I will be on the look out for some strays and on my dog and cat, so far so good they're both clean. 

She was also combed with a flea comb, removed a lot of ticks, i mean this poor girl had/has thousands of those nasty critters. BIL will continue with the comb 3 times a day until she's completely clean. then he will treat his house also. we live close she will be under his care but will still be my pup. 
Her name is Domina (female derivation of Dominus: lord or master, a noble lady)

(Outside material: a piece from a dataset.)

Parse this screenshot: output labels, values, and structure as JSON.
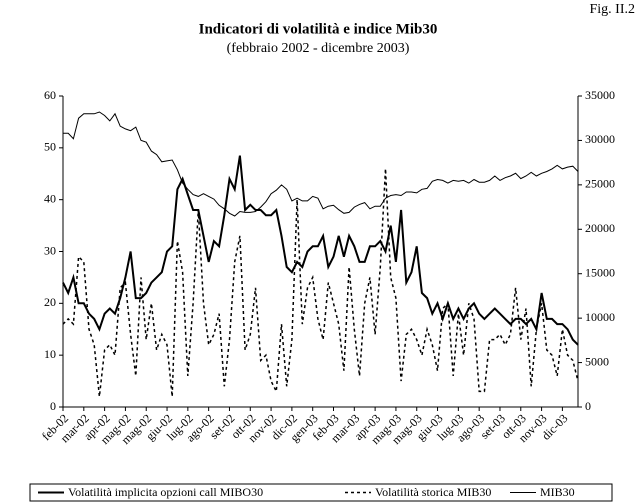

ETA: she was also crated 90% of the time to limit the spread of ticks and she wasn't potty trained, she was out for potty breaks, food and short play sessions with my dog


----------



## Rocky101 (Oct 17, 2013)

hi! I had a really bad tick infestation, mainly in my yard. They are extremely difficult to kill, so i ended up calling a professional which has helped a lot, but I started to notice engorged ticks on my yard, so I knew my german shepard must have had some even though he was on K9 Advantix II and had the Preventic tick collar. After much consideration i shaved off his beautiful hair, and was mortified to find at least 30 ticks! After trying to take them all off I decided I would reapply the K9 Advantix II since my vet said it should work and maybe it wasnt getting to the skin because of this thick coat, so after reapplying it to his bare skin it 100 percent worked! All ticks died and he is tick free. I know it is tough to shave their beautiful coat but if it helps them to be healthy and tick free i say it is worth it and i recommend it!


----------



## nitemares (Dec 15, 2005)

I was going to shave her, but it's is getting colder and she's still a pup so the vet recommended against it. 
So far so good house is clean and she's as of 3 days 100% clean. been using a flea comb on her twice a day and she's losing er puppy hair so the hair now is much lighter i can not see or feel any ticks on her. and nothing falls of her while she plays like before.


----------